ポスト冷戦の民主党を再生させたビル・クリントン
大統領になってからも仕事に集中しているときは同様の傾向を見せ、ホワイト・ハウスのスタッフの間では、「大統領は不眠症ではないか」という噂が出るほど、活力的だったという。
クリントン政権で統合参謀本部議長を務め、ジョージ・W・ブッシュ政権で国務長官になったコリン・パウエルが「何でも吸収するスポンジのようだ」と形容したように、記憶力のよさもずば抜けていた。
彼の自伝を一読すればわかるが、クリントンは有名無名を問わず、一度でも会ったことのある人物の顔と名前、行ったことのある都市の街並みや風景、はるか昔の地方選挙の思い出にいたるまで、絶対に忘れないのである。
大統領就任後のあるとき、クリントンはある人物と親しげに話しこんでいた。それを見て側近が尋ねた。
「ちょっと、教えてください。あの人はどなたですか?」
クリントンはその人物との出会いについて、詳細に説明しはじめた。「1986年に私が全米知事会議に出たとき、教育改革に関する白書を書くように言われてね。彼は某知事のスタッフで、それで〔後略〕」
「なるほど、興味深いお話ですね。あの人とはその後も連絡を取っていたんですね?」
クリントンは首を横に振った。「いいや。それっきり会ってない」
側近はクリントンを見て言った。「10年前にたった1回会ったきりですか?」
クリントンは側近の目を見て答えた。「一晩一緒に仕事したんだよ。どうして彼のことを忘れられる?」
また、クリントンはアーサー・シュレジンジャーといった高名な学者からは強靭なレジリエンスを長所と指摘されてきた。

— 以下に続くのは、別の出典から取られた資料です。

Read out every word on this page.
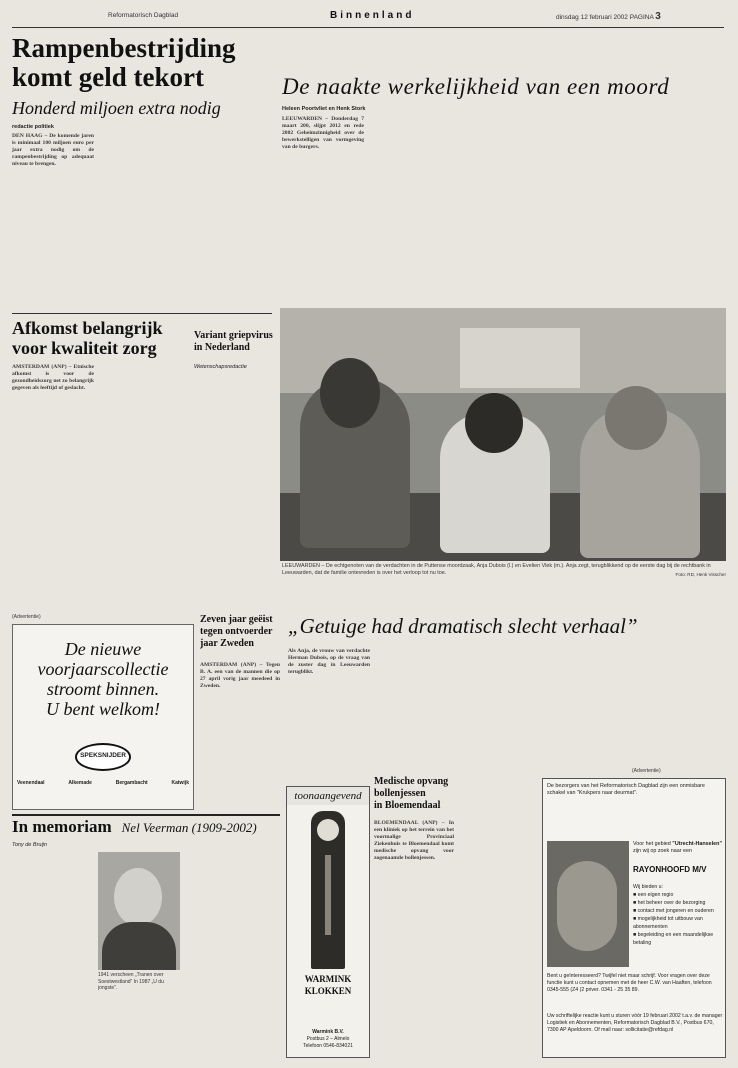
Reformatorisch Dagblad	Binnenland	dinsdag 12 februari 2002 PAGINA 3
Rampenbestrijding
komt geld tekort
Honderd miljoen extra nodig
redactie politiek
DEN HAAG – De komende jaren is minimaal 100 miljoen euro per jaar extra nodig om de rampenbestrijding op adequaat niveau te brengen.
De naakte werkelijkheid van een moord
Heleen Poortvliet en Henk Stork
LEEUWARDEN – Donderdag 7 maart 200, slijpt 2012 en rede 2002 Geheimzinnigheid over de bewerkstelligen van vormgeving van de burgers.
Afkomst belangrijk
voor kwaliteit zorg
AMSTERDAM (ANP) – Etnische afkomst is voor de gezondheidszorg net zo belangrijk gegeven als leeftijd of geslacht.
Variant griepvirus
in Nederland
Wetenschapsredactie
LEEUWARDEN – De echtgenoten van de verdachten in de Puttense moordzaak, Anja Dubois (l.) en Evelien Vlek (m.). Anja zegt, terugblikkend op de eerste dag bij de rechtbank in Leeuwarden, dat de familie ontevreden is over het verloop tot nu toe.	Foto: RD, Henk Visscher
(Advertentie)
De nieuwe
voorjaarscollectie
stroomt binnen.
U bent welkom!
SPEKSNIJDER
Veenendaal	Alkemade	Bergambacht	Katwijk
Zeven jaar geëist
tegen ontvoerder
jaar Zweden
AMSTERDAM (ANP) – Tegen B. A. een van de mannen die op 27 april vorig jaar meedeed in Zweden.
„Getuige had dramatisch slecht verhaal”
Als Anja, de vrouw van verdachte Herman Dubois, op de vraag van de zuster dag in Leeuwarden terugblikt.
In memoriam Nel Veerman (1909-2002)
Tony de Bruijn
1941 verscheen „Tranen over Soestwestland” In 1987 „U du jongste”.
toonaangevend
WARMINK
KLOKKEN
Warmink B.V.
Postbus 2 – Almelo
Telefoon 0546-834021
Medische opvang
bollenjessen
in Bloemendaal
BLOEMENDAAL (ANP) – In een kliniek op het terrein van het voormalige Provinciaal Ziekenhuis te Bloemendaal komt medische opvang voor zogenaamde bollenjessen.
(Advertentie)
De bezorgers van het Reformatorisch Dagblad zijn een onmisbare schakel van "Krukpers naar deurmat".
Voor het gebied "Utrecht-Hanselen" zijn wij op zoek naar een
RAYONHOOFD M/V
Wij bieden u:
■ een eigen regio
■ het beheer over de bezorging
■ contact met jongeren en ouderen
■ mogelijkheid tot uitbouw van abonnementen
■ begeleiding en een maandelijkse betaling
Bent u geïnteresseerd? Twijfel niet maar schrijf. Voor vragen over deze functie kunt u contact opnemen met de heer C.W. van Haaften, telefoon 0345-555 (Z4 (2 priver. 0341 - 25 35 89.
Uw schriftelijke reactie kunt u sturen vóór 19 februari 2002 t.a.v. de manager Logistiek en Abonnementen, Reformatorisch Dagblad B.V., Postbus 670, 7300 AP Apeldoorn. Of mail naar: sollicitatie@refdag.nl
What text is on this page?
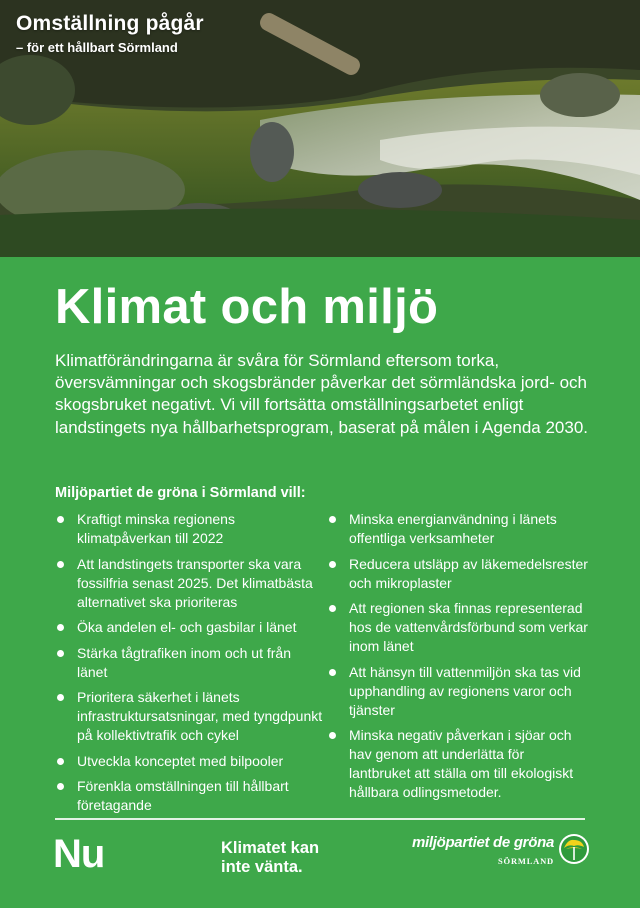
Omställning pågår
– för ett hållbart Sörmland
Klimat och miljö

Klimatförändringarna är svåra för Sörmland eftersom torka, översvämningar och skogsbränder påverkar det sörmländska jord- och skogsbruket negativt. Vi vill fortsätta omställningsarbetet enligt landstingets nya hållbarhetsprogram, baserat på målen i Agenda 2030.

Miljöpartiet de gröna i Sörmland vill:

Kraftigt minska regionens klimatpåverkan till 2022
Att landstingets transporter ska vara fossilfria senast 2025. Det klimatbästa alternativet ska prioriteras
Öka andelen el- och gasbilar i länet
Stärka tågtrafiken inom och ut från länet
Prioritera säkerhet i länets infrastruktursatsningar, med tyngdpunkt på kollektivtrafik och cykel
Utveckla konceptet med bilpooler
Förenkla omställningen till hållbart företagande
Minska energianvändning i länets offentliga verksamheter
Reducera utsläpp av läkemedelsrester och mikroplaster
Att regionen ska finnas representerad hos de vattenvårdsförbund som verkar inom länet
Att hänsyn till vattenmiljön ska tas vid upphandling av regionens varor och tjänster
Minska negativ påverkan i sjöar och hav genom att underlätta för lantbruket att ställa om till ekologiskt hållbara odlingsmetoder.
Nu	Klimatet kan
inte vänta.
miljöpartiet de gröna
SÖRMLAND
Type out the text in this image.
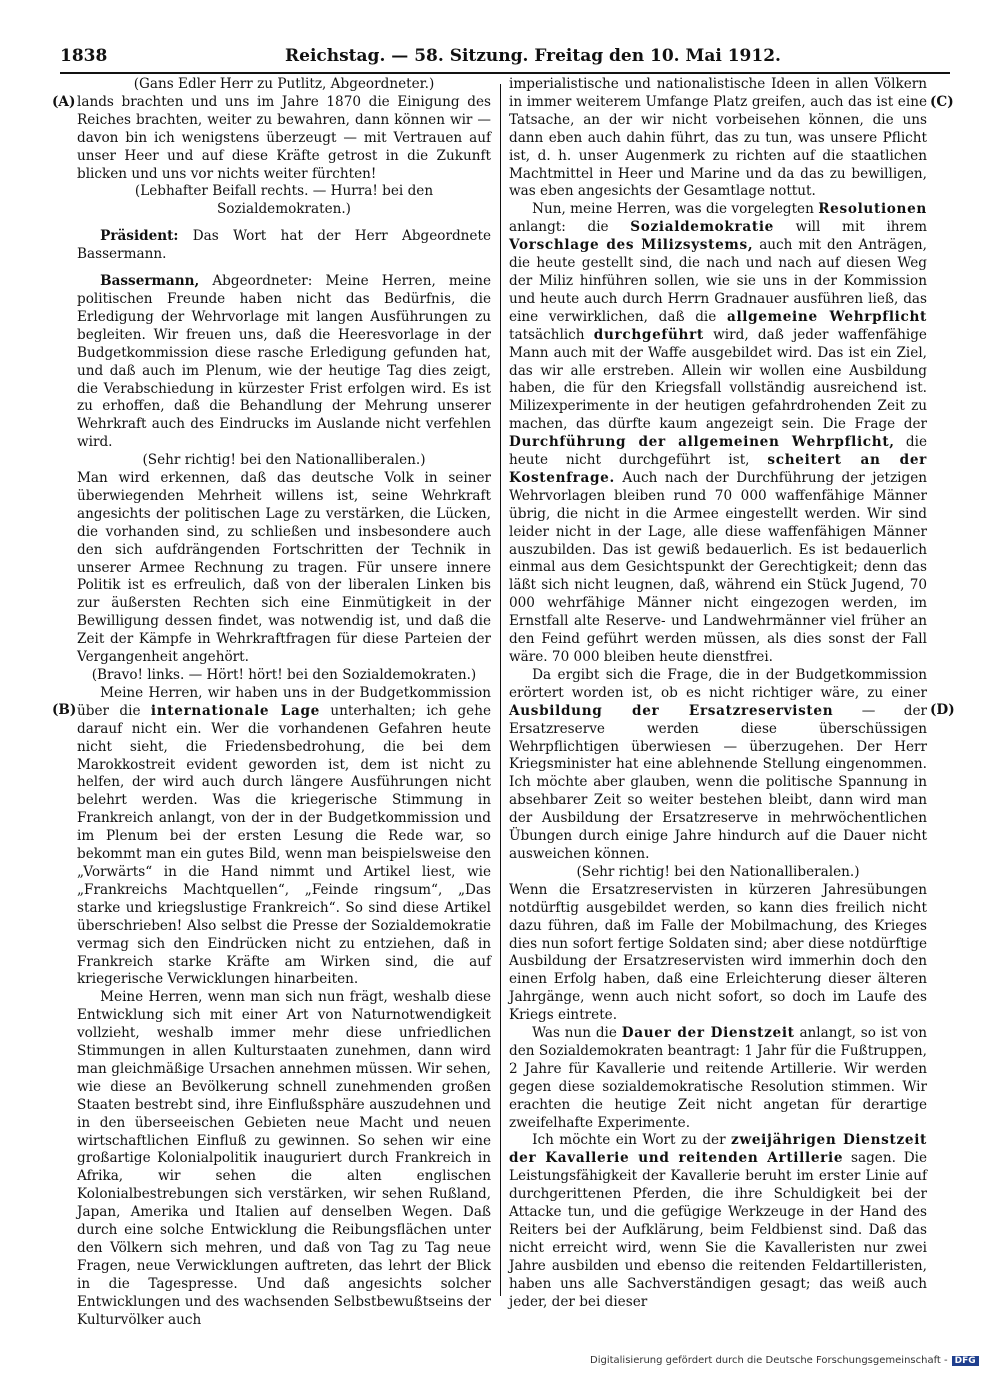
1838	Reichstag. — 58. Sitzung. Freitag den 10. Mai 1912.
(A)
(B)
(C)
(D)

(Gans Edler Herr zu Putlitz, Abgeordneter.)

lands brachten und uns im Jahre 1870 die Einigung des Reiches brachten, weiter zu bewahren, dann können wir — davon bin ich wenigstens überzeugt — mit Vertrauen auf unser Heer und auf diese Kräfte getrost in die Zukunft blicken und uns vor nichts weiter fürchten!

(Lebhafter Beifall rechts. — Hurra! bei den Sozialdemokraten.)

Präsident: Das Wort hat der Herr Abgeordnete Bassermann.

Bassermann, Abgeordneter: Meine Herren, meine politischen Freunde haben nicht das Bedürfnis, die Erledigung der Wehrvorlage mit langen Ausführungen zu begleiten. Wir freuen uns, daß die Heeresvorlage in der Budgetkommission diese rasche Erledigung gefunden hat, und daß auch im Plenum, wie der heutige Tag dies zeigt, die Verabschiedung in kürzester Frist erfolgen wird. Es ist zu erhoffen, daß die Behandlung der Mehrung unserer Wehrkraft auch des Eindrucks im Auslande nicht verfehlen wird.

(Sehr richtig! bei den Nationalliberalen.)

Man wird erkennen, daß das deutsche Volk in seiner überwiegenden Mehrheit willens ist, seine Wehrkraft angesichts der politischen Lage zu verstärken, die Lücken, die vorhanden sind, zu schließen und insbesondere auch den sich aufdrängenden Fortschritten der Technik in unserer Armee Rechnung zu tragen. Für unsere innere Politik ist es erfreulich, daß von der liberalen Linken bis zur äußersten Rechten sich eine Einmütigkeit in der Bewilligung dessen findet, was notwendig ist, und daß die Zeit der Kämpfe in Wehrkraftfragen für diese Parteien der Vergangenheit angehört.

(Bravo! links. — Hört! hört! bei den Sozialdemokraten.)

Meine Herren, wir haben uns in der Budgetkommission über die internationale Lage unterhalten; ich gehe darauf nicht ein. Wer die vorhandenen Gefahren heute nicht sieht, die Friedensbedrohung, die bei dem Marokkostreit evident geworden ist, dem ist nicht zu helfen, der wird auch durch längere Ausführungen nicht belehrt werden. Was die kriegerische Stimmung in Frankreich anlangt, von der in der Budgetkommission und im Plenum bei der ersten Lesung die Rede war, so bekommt man ein gutes Bild, wenn man beispielsweise den „Vorwärts“ in die Hand nimmt und Artikel liest, wie „Frankreichs Machtquellen“, „Feinde ringsum“, „Das starke und kriegslustige Frankreich“. So sind diese Artikel überschrieben! Also selbst die Presse der Sozialdemokratie vermag sich den Eindrücken nicht zu entziehen, daß in Frankreich starke Kräfte am Wirken sind, die auf kriegerische Verwicklungen hinarbeiten.

Meine Herren, wenn man sich nun frägt, weshalb diese Entwicklung sich mit einer Art von Naturnotwendigkeit vollzieht, weshalb immer mehr diese unfriedlichen Stimmungen in allen Kulturstaaten zunehmen, dann wird man gleichmäßige Ursachen annehmen müssen. Wir sehen, wie diese an Bevölkerung schnell zunehmenden großen Staaten bestrebt sind, ihre Einflußsphäre auszudehnen und in den überseeischen Gebieten neue Macht und neuen wirtschaftlichen Einfluß zu gewinnen. So sehen wir eine großartige Kolonialpolitik inauguriert durch Frankreich in Afrika, wir sehen die alten englischen Kolonialbestrebungen sich verstärken, wir sehen Rußland, Japan, Amerika und Italien auf denselben Wegen. Daß durch eine solche Entwicklung die Reibungsflächen unter den Völkern sich mehren, und daß von Tag zu Tag neue Fragen, neue Verwicklungen auftreten, das lehrt der Blick in die Tagespresse. Und daß angesichts solcher Entwicklungen und des wachsenden Selbstbewußtseins der Kulturvölker auch

imperialistische und nationalistische Ideen in allen Völkern in immer weiterem Umfange Platz greifen, auch das ist eine Tatsache, an der wir nicht vorbeisehen können, die uns dann eben auch dahin führt, das zu tun, was unsere Pflicht ist, d. h. unser Augenmerk zu richten auf die staatlichen Machtmittel in Heer und Marine und da das zu bewilligen, was eben angesichts der Gesamtlage nottut.

Nun, meine Herren, was die vorgelegten Resolutionen anlangt: die Sozialdemokratie will mit ihrem Vorschlage des Milizsystems, auch mit den Anträgen, die heute gestellt sind, die nach und nach auf diesen Weg der Miliz hinführen sollen, wie sie uns in der Kommission und heute auch durch Herrn Gradnauer ausführen ließ, das eine verwirklichen, daß die allgemeine Wehrpflicht tatsächlich durchgeführt wird, daß jeder waffenfähige Mann auch mit der Waffe ausgebildet wird. Das ist ein Ziel, das wir alle erstreben. Allein wir wollen eine Ausbildung haben, die für den Kriegsfall vollständig ausreichend ist. Milizexperimente in der heutigen gefahrdrohenden Zeit zu machen, das dürfte kaum angezeigt sein. Die Frage der Durchführung der allgemeinen Wehrpflicht, die heute nicht durchgeführt ist, scheitert an der Kostenfrage. Auch nach der Durchführung der jetzigen Wehrvorlagen bleiben rund 70 000 waffenfähige Männer übrig, die nicht in die Armee eingestellt werden. Wir sind leider nicht in der Lage, alle diese waffenfähigen Männer auszubilden. Das ist gewiß bedauerlich. Es ist bedauerlich einmal aus dem Gesichtspunkt der Gerechtigkeit; denn das läßt sich nicht leugnen, daß, während ein Stück Jugend, 70 000 wehrfähige Männer nicht eingezogen werden, im Ernstfall alte Reserve- und Landwehrmänner viel früher an den Feind geführt werden müssen, als dies sonst der Fall wäre. 70 000 bleiben heute dienstfrei.

Da ergibt sich die Frage, die in der Budgetkommission erörtert worden ist, ob es nicht richtiger wäre, zu einer Ausbildung der Ersatzreservisten — der Ersatzreserve werden diese überschüssigen Wehrpflichtigen überwiesen — überzugehen. Der Herr Kriegsminister hat eine ablehnende Stellung eingenommen. Ich möchte aber glauben, wenn die politische Spannung in absehbarer Zeit so weiter bestehen bleibt, dann wird man der Ausbildung der Ersatzreserve in mehrwöchentlichen Übungen durch einige Jahre hindurch auf die Dauer nicht ausweichen können.

(Sehr richtig! bei den Nationalliberalen.)

Wenn die Ersatzreservisten in kürzeren Jahresübungen notdürftig ausgebildet werden, so kann dies freilich nicht dazu führen, daß im Falle der Mobilmachung, des Krieges dies nun sofort fertige Soldaten sind; aber diese notdürftige Ausbildung der Ersatzreservisten wird immerhin doch den einen Erfolg haben, daß eine Erleichterung dieser älteren Jahrgänge, wenn auch nicht sofort, so doch im Laufe des Kriegs eintrete.

Was nun die Dauer der Dienstzeit anlangt, so ist von den Sozialdemokraten beantragt: 1 Jahr für die Fußtruppen, 2 Jahre für Kavallerie und reitende Artillerie. Wir werden gegen diese sozialdemokratische Resolution stimmen. Wir erachten die heutige Zeit nicht angetan für derartige zweifelhafte Experimente.

Ich möchte ein Wort zu der zweijährigen Dienstzeit der Kavallerie und reitenden Artillerie sagen. Die Leistungsfähigkeit der Kavallerie beruht im erster Linie auf durchgerittenen Pferden, die ihre Schuldigkeit bei der Attacke tun, und die gefügige Werkzeuge in der Hand des Reiters bei der Aufklärung, beim Feldbienst sind. Daß das nicht erreicht wird, wenn Sie die Kavalleristen nur zwei Jahre ausbilden und ebenso die reitenden Feldartilleristen, haben uns alle Sachverständigen gesagt; das weiß auch jeder, der bei dieser

Digitalisierung gefördert durch die Deutsche Forschungsgemeinschaft - DFG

彼の人生は公私ともにトラブルの連続だったと言っても過言ではない。貧しかった幼少期、州知事の再選に失敗、88年の民主党全国党大会の演説での大失敗、あるいは92年の民主党予備選挙においてスキャンダルに足をすくわれそうになったとき、政権発足後の弾劾騒動――。
クリントンは、トラブル発生後は即座にダメージ・コントロールに取り掛かり、いつも短期間で失地を挽回した。
過ちを犯すことは避けられないとしても、被害の拡大を最小限にとどめ、立ち直る努力をする。そして、どんな困難に直面しても決して人生への情熱を失わないのが、クリントンだった。
政権初期にクリントンの相談役を務めたデイビッド・ガーゲンは複数の大統領に仕えたが、クリントンのレジリエンスはほかの大統領とは比べようがないほど強靭だったと振り返る。ガーゲンは、この点ではリンカーンに比肩する強さを持った大統領だと評価している。
彼の政治家としての成功は、ひとえに彼の人格的優越によるところが大きいであろう。